= Monkey Island (book) =

1991 novel by Paula Fox

Monkey Island is a 1991 children's novel by Paula Fox. It deals with family breakdown and homelessness.

==Plot==
11-year-old Clay Garrity's dad, an art director, is out of work; Clay's mother trained for a good job - but it wasn't enough, especially with a baby coming. Unable to cope, Dad disappeared; now, without warning, Clay's distraught mother has also abandoned him, leaving him in an unsavory welfare hotel. When a neighbor suggests calling the police, Clay bolts, afraid that becoming a foster child would mean losing his mother forever. He lands in a park with Buddy, a hard-working young black man who can't earn enough for a rent deposit, and Calvin, a retired teacher who lost everything in a fire. Weeks later, their fragile existence is destroyed by an invasion of raging toughs ("the stump people") who demolish their meager, hard-won amenities and scatter the park's inhabitants.

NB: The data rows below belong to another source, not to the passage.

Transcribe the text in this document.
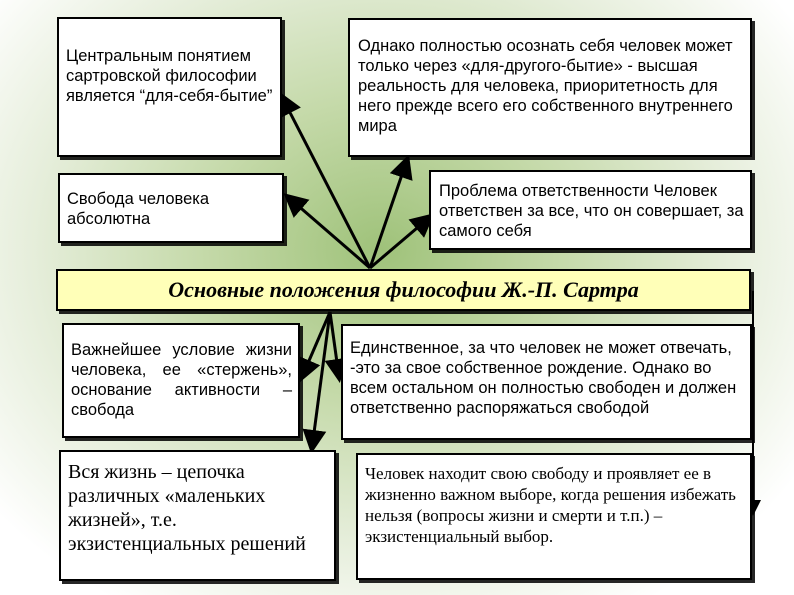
Центральным понятием сартровской философии является “для-себя-бытие”
Однако полностью осознать себя человек может только через «для-другого-бытие» - высшая реальность для человека, приоритетность для него прежде всего его собственного внутреннего мира
Свобода человека абсолютна
Проблема ответственности Человек ответствен за все, что он совершает, за самого себя
Основные положения философии Ж.-П. Сартра
Важнейшее условие жизни человека, ее «стержень», основание активности – свобода
Единственное, за что человек не может отвечать, -это за свое собственное рождение. Однако во всем остальном он полностью свободен и должен ответственно распоряжаться свободой
Вся жизнь – цепочка различных «маленьких жизней», т.е. экзистенциальных решений
Человек находит свою свободу и проявляет ее в жизненно важном выборе, когда решения избежать нельзя (вопросы жизни и смерти и т.п.) – экзистенциальный выбор.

Indirect results include Calvin's death; Clay, weak from malnutrition and exposure, is hospitalized.

==Reception==
Kirkus Reviews called the novel "an absorbing, profoundly disturbing but ultimately hopeful story." Publishers Weekly said that "Once again Fox displays her remarkable ability to render life as seen by a sensitive child who has bumped up against harsh circumstances."